Lyn M. v. Premera Blue Cross, No. 18-4098, 2021 WL 1257239 (10th Cir. Apr. 5, 2021) (Circuit Judges Briscoe, Lucero, Hartz, Holmes, Bacharach, Phillips, Moritz, Eid, Carson). On a Petition for Panel Rehearing and Rehearing En Banc filed by Premera Blue Cross, the majority of the panel members denied Premera’s request for panel rehearing on a question of whether Premera had been properly granted discretionary authority. A majority of active judges likewise denied the petition for en banc review. In concurrence, Judge Bacharach, joined by Judges Briscoe and Lucero, wrote that regarding discretion, the plan administrator “packed discretion” into the plan document for the Microsoft Corporation Welfare Plan but this document “was never mentioned in any of the materials supplied to participants” who “had no way of knowing that this document existed.” The concurring judges found that the participant would not know to ask for such a document because its existence is not mentioned in the summary plan description. The concurring judges reasoned that the panel opinion does not conflict with the Second Circuit’s opinion in Thurber v. Aetna because the issue of whether a plan administrator could provide notice of discretion through a secret document did not exist in Thurber. The concurring judges wrote that the panel opinion does not create a slippery slope as contended by the dissent.
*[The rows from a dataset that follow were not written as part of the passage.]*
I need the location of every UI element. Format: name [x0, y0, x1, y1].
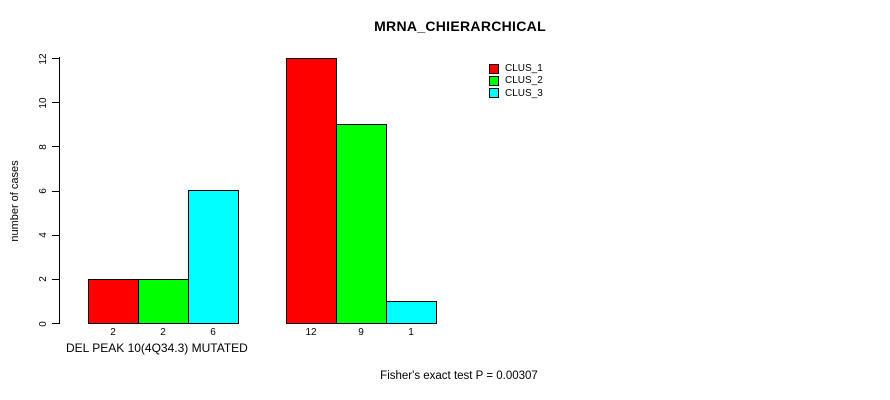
- legend-swatch-icon: [489, 75, 499, 86]
- y-axis-tick-label: 0: [38, 320, 49, 327]
- y-axis-tick-label: 12: [38, 52, 49, 65]
- bar-clus_2-group2: [336, 124, 387, 324]
- y-axis-tick: [52, 234, 59, 236]
- bar-clus_3-group1: [188, 190, 239, 324]
- y-axis-tick: [52, 146, 59, 148]
- legend-item-label: CLUS_3: [505, 87, 543, 99]
- legend-item-clus_3: CLUS_3: [489, 88, 543, 99]
- x-axis-label: DEL PEAK 10(4Q34.3) MUTATED: [66, 341, 248, 355]
- bar-tick-label: 2: [160, 327, 166, 338]
- y-axis-tick-label: 2: [38, 276, 49, 283]
- y-axis-tick: [52, 58, 59, 59]
- bar-tick-label: 9: [358, 327, 364, 338]
- legend-swatch-icon: [489, 88, 499, 99]
- y-axis-tick-label: 8: [38, 144, 49, 150]
- annotation-text: Fisher's exact test P = 0.00307: [380, 370, 538, 382]
- y-axis-tick-label: 4: [38, 232, 49, 238]
- chart-title: MRNA_CHIERARCHICAL: [374, 18, 546, 34]
- legend-item-clus_1: CLUS_1: [489, 63, 543, 74]
- y-axis-line: [59, 57, 60, 324]
- bar-tick-label: 6: [210, 327, 216, 338]
- y-axis-tick-label: 6: [38, 188, 49, 194]
- legend-item-clus_2: CLUS_2: [489, 75, 543, 86]
- bar-clus_1-group2: [286, 58, 337, 324]
- y-axis-tick: [52, 278, 59, 280]
- bar-tick-label: 2: [110, 327, 116, 338]
- y-axis-tick: [52, 323, 59, 324]
- bar-clus_1-group1: [88, 279, 139, 324]
- y-axis-tick-label: 10: [38, 97, 49, 109]
- legend-item-label: CLUS_2: [505, 75, 543, 87]
- y-axis-tick: [52, 102, 59, 104]
- bar-clus_3-group2: [386, 301, 437, 324]
- bar-tick-label: 1: [408, 327, 414, 338]
- legend-item-label: CLUS_1: [505, 63, 543, 74]
- legend-swatch-icon: [489, 63, 499, 74]
- bar-clus_2-group1: [138, 279, 189, 324]
- y-axis-tick: [52, 190, 59, 192]
- bar-tick-label: 12: [305, 327, 317, 338]
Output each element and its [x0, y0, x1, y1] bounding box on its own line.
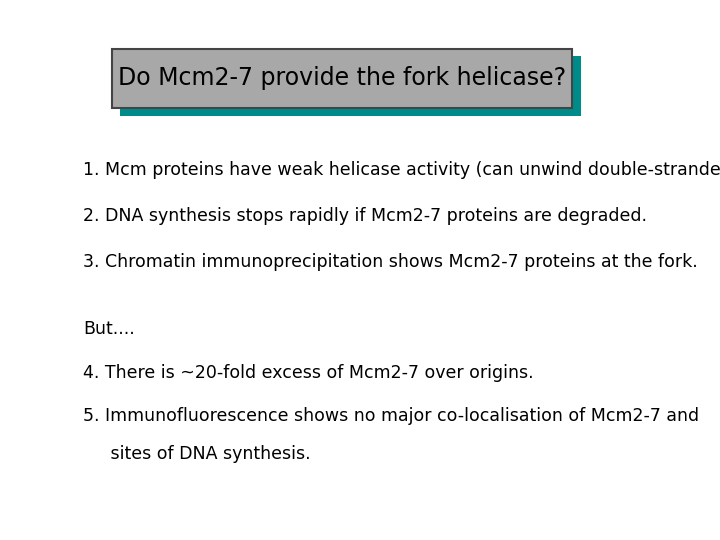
Text: Do Mcm2-7 provide the fork helicase?: Do Mcm2-7 provide the fork helicase?	[118, 66, 566, 90]
Text: 2. DNA synthesis stops rapidly if Mcm2-7 proteins are degraded.: 2. DNA synthesis stops rapidly if Mcm2-7…	[83, 207, 647, 225]
Text: 1. Mcm proteins have weak helicase activity (can unwind double-stranded DNA.: 1. Mcm proteins have weak helicase activ…	[83, 161, 720, 179]
Text: 3. Chromatin immunoprecipitation shows Mcm2-7 proteins at the fork.: 3. Chromatin immunoprecipitation shows M…	[83, 253, 698, 271]
Text: But....: But....	[83, 320, 135, 339]
FancyBboxPatch shape	[120, 56, 581, 116]
FancyBboxPatch shape	[112, 49, 572, 108]
Text: 5. Immunofluorescence shows no major co-localisation of Mcm2-7 and: 5. Immunofluorescence shows no major co-…	[83, 407, 699, 425]
Text: 4. There is ~20-fold excess of Mcm2-7 over origins.: 4. There is ~20-fold excess of Mcm2-7 ov…	[83, 363, 534, 382]
Text: sites of DNA synthesis.: sites of DNA synthesis.	[83, 444, 310, 463]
In dissent, Judge Eid, joined by Judges Hartz and Carson, wrote that the panel created a new notification requirement which is “wholly divorced from the text of ERISA.” Relying on Thurber, the dissenting judges wrote that the caselaw does not support the panel’s notice requirement, and that the panel’s opinion violates a core tenet of ERISA to impose uniform and clear duties upon plan administrators. 

Withdrawal Liability & Unpaid Contributions

Third Circuit

Wise Foods, Inc. v. UFCW Health and Welfare Fund of Northeastern Pa., Case No. 21-1261, 2021 WL 1253546 (E.D. Pa. April 5, 2021) (Goldberg, J., U.S.D.J.). Plaintiff Wise Foods, Inc. (“Wise”) brought a declaratory judgment action to resolve whether it had failed to make required contributions to a multi-employer welfare benefit trust known as the UFCW Health and Welfare Fund of Northeastern Pennsylvania (the “Fund”). The Fund, through its trustees, had unilaterally scheduled an arbitration on this issue, prompting Wise to file the action and Motion to Stay Arbitration. The court denied Wise’s motion to stay, holding that the collective bargaining agreement, which required Wise to make contributions to the Fund, was silent as to how to handle disputes over such contributions. However, the Fund itself was governed by a Trust Agreement, which bound Wise and permitted the trustees to demand arbitration. Considering the provisions of the Trust Agreement in conjunction with the presumption in favor of arbitration, the court found no basis to stay the arbitration hearing.